La grande potenza statunitense, grazie a militari come Claude, ha posto fine alla devastazione della seconda guerra mondiale, radendo al suolo due intere città. La distruzione è stata tale, che Eatherly, così come qualsiasi altro uomo, è incapace anche solo di comprendere la colpa di aver ucciso duecentomila vite umane. «Per quanti sforzi disperati si facciano, dolore e pentimento restano inadeguati» scrive Anders nella prima lettera al pilota «l’inutilità dei suoi sforzi non è dunque colpa sua, Eatherly: ma è una conseguenza […] del fatto che siamo in grado di produrre più di quanto siamo in grado di immaginare; e che gli effetti provocati dagli attrezzi che costruiamo sono così enormi, che non siamo più attrezzati per concepirli» [12]. La mostruosità della bomba atomica sta nell’abisso tra il sentire e l’agire dell’uomo [13]. La tecnica con essa ha sorpassato non solo la conoscenza umana, ma persino la sua immaginazione. Quello che l’uomo è in grado di fabbricare causa conseguenze che i suoi sensi non possono comprendere: non è il solo frutto, ma è l’intero albero della conoscenza ad essere stato preso dall’Eden.

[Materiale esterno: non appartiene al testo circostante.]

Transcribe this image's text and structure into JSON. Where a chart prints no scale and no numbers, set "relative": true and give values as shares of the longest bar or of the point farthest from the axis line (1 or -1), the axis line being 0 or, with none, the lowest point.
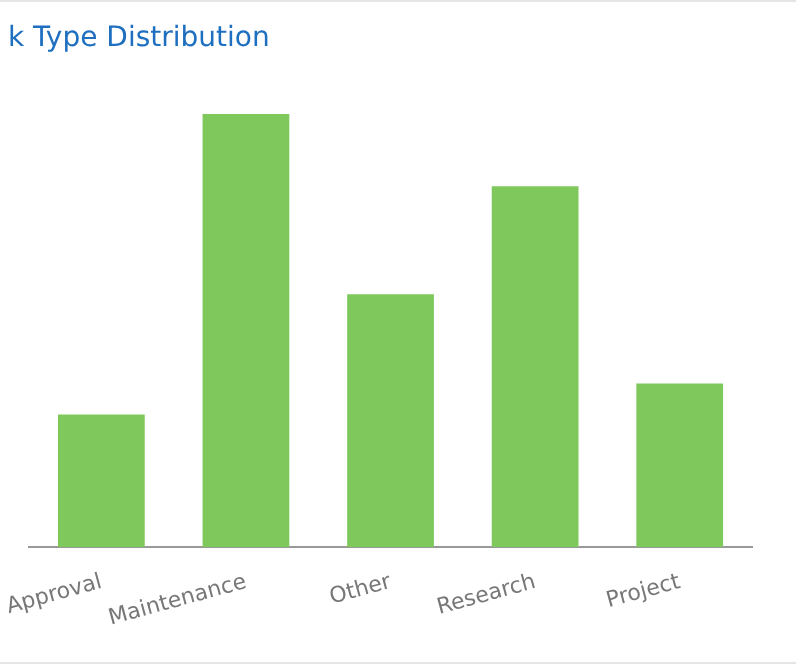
{
  "chart_data": {
    "type": "bar",
    "title": "k Type Distribution",
    "categories": [
      "Approval",
      "Maintenance",
      "Other",
      "Research",
      "Project"
    ],
    "values": [
      0.306,
      1,
      0.584,
      0.833,
      0.378
    ],
    "color": "#7ec85c",
    "relative": true,
    "legend": false
  }
}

Il confine ora è stato varcato, ma non si può gettare via l’ordigno nel mare profondo come fece Orlando con l’archibugio: le bombe atomiche vanno adesso più che mai ricordate nella devastazione che hanno provocato e nella viltà della colpa che non si comprende, né si cancella. Il valoroso che ricorda evita che il vile ripeta l’errore, affinché non accada più che «trieman le mura, e sotto i piè il terreno» e che «il ciel ribomba al paventoso suono» [14].

Alice Dusso


[1] Ludovico Ariosto, Orlando Furioso, Ferrara 1516, canto IX, ottava 73, vv. 6-8.
[2] Ivi, ottava 75, vv. 1-4.
[3] Ivi, ottava 75, vv. 5-6.
[4] Ivi, ottava 89, vv. 3-4.
[5] Ivi, ottava 90, vv. 5-8.
[6] Ivi, canto XI, ottava 26, vv. 3-4.
[7] Ivi, ottava 23, v.1.
[8] Ivi, ottava 26, vv.1-2.
[9] Ivi, canto IX, ottava 91, v.1.
[10] Ivi, canto XI, ottava 22, vv. 5-6.
[11] cfr. Micaela Laini, Off-limits per la coscienza. Günther Anders e il caso Eatherly, in Günther Anders, L’ultima vittima di Hiroshima, Mimesis Edizioni, Milano Udine 2018.
[12] Günther Anders, L’ultima vittima di Hiroshima, Mimesis Edizioni, Milano Udine 2018.
[13] cfr. Micaela Laini, Off-limits per la coscienza. Günther Anders e il caso Eatherly.
[14] Ariosto, Orlando Furioso, canto IX, ottava 75, vv. 1-4.